Just wanted to post a link to a site I came across and thought was very relevant to our conversation here:

“Many young people growing up never see what normal natural breasts look like, and influenced by the media, think that pert big breasts are ideal. ”

007 Breasts

22 11 2009
Tortilla

Good points, Vak. But I’m also challenging the notion of conforming to the idea that the ‘natural’ should always be what is beautiful or desired. I’m thinking too that we can’t assume that alterations are always about conformity or even ‘not natural’ (a strange binary we uphold anyway, right?).

What is considered beautiful of course changes across time and place, but perhaps we humans have a modicum of an innate sense of universal beauty (however, a slippery slope this might be to argue!). Don’t people/parts of a certain kind of beauty have a magnetism, charism, charm, which might otherwise be hard to explain?

23 11 2009
Vak

Interesting, I hadn’t thought of it that way but now that you mention it yes we do have a terrible tendency to uphold the natural as the best option 😉 I think the ‘natural’ vs the ‘not natural’ is separated by a fine line politically though.

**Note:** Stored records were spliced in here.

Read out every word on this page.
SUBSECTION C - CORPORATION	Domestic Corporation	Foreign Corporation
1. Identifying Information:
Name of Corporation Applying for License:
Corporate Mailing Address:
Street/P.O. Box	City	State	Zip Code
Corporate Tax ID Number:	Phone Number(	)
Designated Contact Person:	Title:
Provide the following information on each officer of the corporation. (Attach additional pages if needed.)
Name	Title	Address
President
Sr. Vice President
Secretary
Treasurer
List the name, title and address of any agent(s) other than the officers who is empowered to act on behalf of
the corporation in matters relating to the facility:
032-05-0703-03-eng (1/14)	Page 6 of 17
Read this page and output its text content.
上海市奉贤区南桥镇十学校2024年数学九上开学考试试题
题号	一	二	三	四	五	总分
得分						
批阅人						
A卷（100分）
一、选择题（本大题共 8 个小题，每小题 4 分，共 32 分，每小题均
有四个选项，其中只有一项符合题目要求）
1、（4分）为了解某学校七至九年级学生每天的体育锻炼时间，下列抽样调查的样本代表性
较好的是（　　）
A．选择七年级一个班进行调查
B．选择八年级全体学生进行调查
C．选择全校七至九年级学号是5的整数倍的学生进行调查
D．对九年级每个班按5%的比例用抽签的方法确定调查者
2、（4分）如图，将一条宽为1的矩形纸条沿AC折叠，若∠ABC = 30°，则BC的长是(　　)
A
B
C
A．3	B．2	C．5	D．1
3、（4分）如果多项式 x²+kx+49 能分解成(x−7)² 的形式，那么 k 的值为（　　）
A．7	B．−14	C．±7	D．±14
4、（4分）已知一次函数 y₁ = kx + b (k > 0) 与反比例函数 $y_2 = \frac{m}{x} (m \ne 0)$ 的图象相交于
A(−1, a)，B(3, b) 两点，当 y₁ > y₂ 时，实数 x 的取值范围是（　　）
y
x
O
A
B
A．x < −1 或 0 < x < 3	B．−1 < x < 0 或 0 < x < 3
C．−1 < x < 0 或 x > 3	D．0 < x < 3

About universal beauty – I have a distrust of things that are considered universals, but I can see why you feel there may be an innate sense of beauty.

26 11 2009
pp

could the tendency to uphold ‘natural’ as better/beautiful/to be desired be a reaction to the inundation of plastic surgeried/botoxed/whatever else people do to make themselves fit the pigeonholes of beauty we’re told is best?

26 11 2009
vatura

so maybe the thing is then…since we can’t agree about what’s permissible or even ‘beautiful’ …would be to open up every possible option and let people (over 18’s or whatever age of consent) pick whatever they want to do to their bodies…surgery, mishappenness or amputation? with no judgement of what each one wants to do…? of course one would need to be able to afford all this…hmm

26 11 2009
Vak

But how do we open up the possibilities? The whole issue is that we do all these things according to received notions of beauty. So we can’t have a lot, we have to have two polarised or maybe about three notions – two polarised, and one against the other two!

26 11 2009
vatura

i meant if everyone felt free to do whatever they could afford to do? or not, depending. their choice to uglify/beautify or not, driven only by their own perception whatever that was, and purse.

that’s what happens anyway, i imagine, whatever the politically correct stance might be…no?